Inspired by the ease, simplicity, and elegance of country houses in the south of France, Edelman decided to paint the floor in Farrow & Ball’s Pointing, a warm white; the cowhide rug is from Overland.

William Waldron

The media room “is definitely the party room,” says Edelman, who embraced natural textures—a Marni Marketplace bench, a vintage rug from Frances Loom—to complement a set of works by Antoni Tapies.

William Waldron

A pair of Warren Platner chairs, flanking the original marble mantel, brings contemporary energy into the primary bedroom. The painting by Giulia Andreani, "Medusa ou avec une fille à poil tu peux le faire à 100 de plus," is a particular favorite. Dresser, BDDW; buffet lamps, Thomas O’Brien for Visual Comfort.

William Waldron

She is also especially partial to a quasi-figurative painting by Daniel Crews-Chubb in her living area. Featuring imagery from Yoruban and Finnish mythology, it is a wild, messy, rough-around-the-edges painting that, she admits, isn’t her usual cup of tea. “I love simple beauty— uncomplicated things that everybody finds beautiful,” she explains, “and so when I find something that’s got a little bit of ugliness to it that I really love, it’s that much more special to me.”
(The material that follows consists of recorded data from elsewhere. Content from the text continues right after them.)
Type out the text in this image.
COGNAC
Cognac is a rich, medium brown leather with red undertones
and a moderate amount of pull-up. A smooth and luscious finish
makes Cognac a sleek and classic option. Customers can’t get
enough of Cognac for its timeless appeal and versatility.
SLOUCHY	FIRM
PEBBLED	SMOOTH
In her own home, Edelman feels she absolutely fits. “Everything from the moldings and proportions to the flow of the space are definitively my style,” she says. She adores the place’s quirks, finding it “sexy and romantic” that in order to reach the second-floor terrace, guests have to go through her bedroom and bath, then climb through a window. Having grown up in Manhattan, where looking out her bedroom window meant looking into somebody else’s, being on a quiet block surrounded by trees feels practically like country living. “I travel a lot for work, and every time I open the front door after a long flight, I am overwhelmed by a sense of home,” she says. “This is the home I envisioned for myself as a girl, and I feel so lucky to have found it and had the opportunity to make it my own.”